Spending on consumer electronics and other technology has languished in recent months and experts fear that Europe’s debt crisis could spread to the United States and Asia and cripple already-struggling economies around the world.
“To the extent it would have an impact on (the United States and Asia) it matters. But remember, expectations are already fairly low,” Broadcom Chief Executive Officer Scott McGregor said of the debt crisis. “I think a lot of the concern of Europe is already factored into people’s plans.”
Broadcom, which makes chips used in cellphones and networking equipment, has already warned that its sales would fall as much as 13 percent in the current quarter compared to the previous quarter due to weak demand in Europe and the United States.
Sales of smartphones and tablets have been a relative bright spot among consumer products but even those are showing some signs of softness.
Taiwan’s HTC Corp saw its sales fall 30 percent in November from a month before as the world’s No. 4 smartphone brand struggled to compete against bigger rivals Apple and Samsung Electronics .
Major Broadcom customers in Europe like Nokia and Alcatel sell a big chunk of their products in the United States and Asia, making them less sensitive to low European demand, McGregor said.

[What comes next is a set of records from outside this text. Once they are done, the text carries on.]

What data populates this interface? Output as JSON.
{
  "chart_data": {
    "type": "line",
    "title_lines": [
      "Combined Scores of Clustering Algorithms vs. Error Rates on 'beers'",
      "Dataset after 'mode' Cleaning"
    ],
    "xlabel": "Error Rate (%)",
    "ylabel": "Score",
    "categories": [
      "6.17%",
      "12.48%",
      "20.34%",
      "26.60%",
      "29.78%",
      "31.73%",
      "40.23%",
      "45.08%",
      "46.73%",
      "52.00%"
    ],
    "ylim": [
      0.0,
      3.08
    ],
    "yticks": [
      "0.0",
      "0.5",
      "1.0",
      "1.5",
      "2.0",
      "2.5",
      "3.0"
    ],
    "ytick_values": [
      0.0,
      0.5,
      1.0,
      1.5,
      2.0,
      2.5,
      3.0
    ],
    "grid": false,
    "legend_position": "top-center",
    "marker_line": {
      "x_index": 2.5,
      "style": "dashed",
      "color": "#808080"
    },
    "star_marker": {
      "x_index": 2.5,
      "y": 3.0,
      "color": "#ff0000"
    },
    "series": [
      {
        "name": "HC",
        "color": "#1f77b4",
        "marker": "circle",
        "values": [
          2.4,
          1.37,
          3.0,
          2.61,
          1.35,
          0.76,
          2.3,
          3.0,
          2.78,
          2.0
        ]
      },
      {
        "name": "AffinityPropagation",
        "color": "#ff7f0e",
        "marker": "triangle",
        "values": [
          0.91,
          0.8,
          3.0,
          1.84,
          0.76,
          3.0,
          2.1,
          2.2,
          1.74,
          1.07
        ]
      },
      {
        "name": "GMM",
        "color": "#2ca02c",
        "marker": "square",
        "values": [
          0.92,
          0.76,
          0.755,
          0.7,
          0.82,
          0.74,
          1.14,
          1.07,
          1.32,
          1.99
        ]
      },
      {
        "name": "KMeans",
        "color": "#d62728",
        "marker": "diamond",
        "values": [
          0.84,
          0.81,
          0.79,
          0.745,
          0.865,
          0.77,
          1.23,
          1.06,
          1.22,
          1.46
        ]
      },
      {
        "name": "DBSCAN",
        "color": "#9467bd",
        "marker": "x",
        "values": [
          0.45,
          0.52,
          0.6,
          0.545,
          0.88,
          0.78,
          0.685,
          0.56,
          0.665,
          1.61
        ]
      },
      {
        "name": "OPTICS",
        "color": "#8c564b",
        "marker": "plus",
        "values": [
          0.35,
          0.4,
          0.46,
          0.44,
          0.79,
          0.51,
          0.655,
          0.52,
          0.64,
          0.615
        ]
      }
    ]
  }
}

He also said he expects demand to remain healthy in European countries not struggling with fiscal troubles.
“At the end of the day, I think there will still be a lot of consumer demand in Europe and a lot of healthy economies in many of those countries,” he said.
Worries about slow demand have pushed many manufacturers in recent months to reduce high inventories of chips supplied by Broadcom and its competitors.
In a sign that confidence is evaporating at factories and businesses across Europe, investment there was flat in the third quarter for the second quarter running and companies sold down inventories.
McGregor declined to say when he expects Broadcom’s customers to stop trimming their stocks of microchips.
French chipmaker STMicroelectronics has said it expects to return to normal business conditions in the second quarter of 2012 after inventory is cleared.